Herr Becker ließ seinem Gast ein wenig Zeit, sich zu sammeln, dann sagte er lächelnd:
"Es muss verwirrend für dich sein, aber ich erkläre es dir. Die beiden Frauen sind Zwillingsschwestern, was unschwer zu übersehen ist. Jetzt begreife ich auch, warum du vorhin bei Sabines Anblick so verwirrt weggerannt bist. Die Kinder waren gerade fünf Jahre alt, als ihre Eltern bei einem Verkehrsunfall getötet wurden. Es gab keine Angehörigen, und so brachte man sie in ein Heim. Weil niemand die beiden Mädchen
zusammen adoptieren wollte, trennte man die Geschwister. Sabines Eltern sind inzwischen tot, ihre Mutter starb vor einem halben Jahr. Im Nachlass fanden wir Dokumente, die belegen, dass Sabine adoptiert wurde, wer ihre leiblichen Eltern waren, und dass sie eine Zwillingsschwester mit Namen Monika hat.

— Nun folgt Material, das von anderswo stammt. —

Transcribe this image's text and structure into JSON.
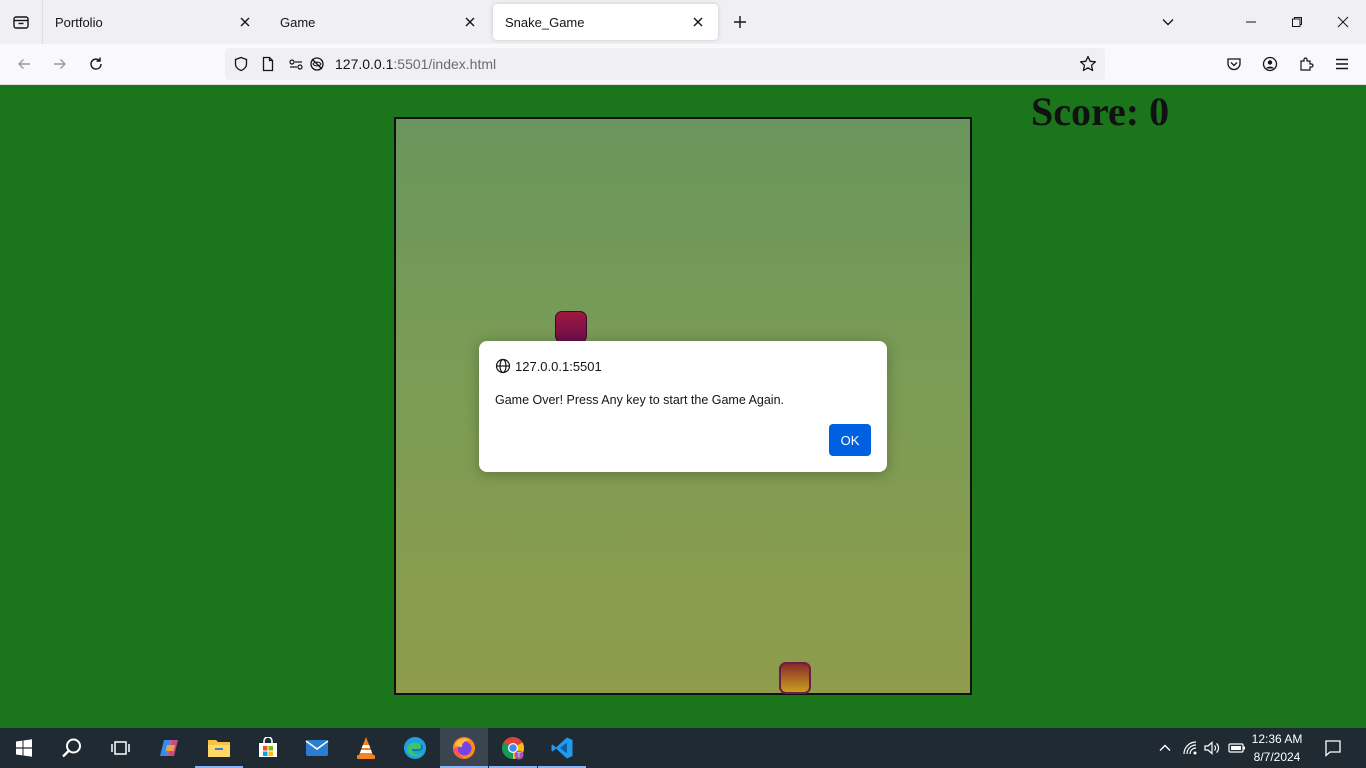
{
  "browser": {
    "tabs": [
      {
        "title": "Portfolio",
        "active": false
      },
      {
        "title": "Game",
        "active": false
      },
      {
        "title": "Snake_Game",
        "active": true
      }
    ],
    "url_host": "127.0.0.1",
    "url_rest": ":5501/index.html"
  },
  "game": {
    "score_text": "Score: 0"
  },
  "dialog": {
    "origin": "127.0.0.1:5501",
    "message": "Game Over! Press Any key to start the Game Again.",
    "ok_label": "OK"
  },
  "taskbar": {
    "apps": [
      "start-icon",
      "search-icon",
      "task-view-icon",
      "copilot-icon",
      "file-explorer-icon",
      "microsoft-store-icon",
      "mail-icon",
      "vlc-icon",
      "edge-icon",
      "firefox-icon",
      "chrome-icon",
      "vscode-icon"
    ],
    "active_app": "firefox-icon",
    "time": "12:36 AM",
    "date": "8/7/2024"
  },
  "colors": {
    "page_background": "#1b761b",
    "dialog_button": "#0061e0",
    "taskbar": "#202a33"
  }
}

Als der erste Schock vorbei war, erinnerte sich Sabine plötzlich bruchstückhaft an ihre Kinderzeit. Sie hatte es die ganze Zeit verdrängt, wahrscheinlich eine Art Selbstschutz, weil man sie von ihrer Schwester getrennt hatte. Wir haben dann alles versucht, um Monika zu finden, doch bisher leider vergeblich. Tja, und nun bringt euch eine Autopanne direkt zu uns. Da sage noch mal einer, es gibt keine Wunder. Ich heiße übrigens Joachim."
"Ich bin Peter, ich fass´ es nicht, da kriege ich auf einen Schlag einen Schwager und eine Schwägerin."
"Hm, und in sechs Monaten noch einen Neffen oder eine Nichte."
"Das ist Klasse, unser Sprössling kommt auch in sechs Monaten."
Aus dem Garten war helles Lachen zu hören. Joachim füllte vier Gläser mit Sekt, dann gesellten sich die Männer wieder zu ihren Frauen. Sabine hatte ihrer Schwester inzwischen ebenfalls die ganze Geschichte erzählt. Gemeinsam freuten sie sich auf ihre Babys. Ans Schlafengehen dachte in dieser Sommernacht niemand, dazu war die Aufregung viel zu groß.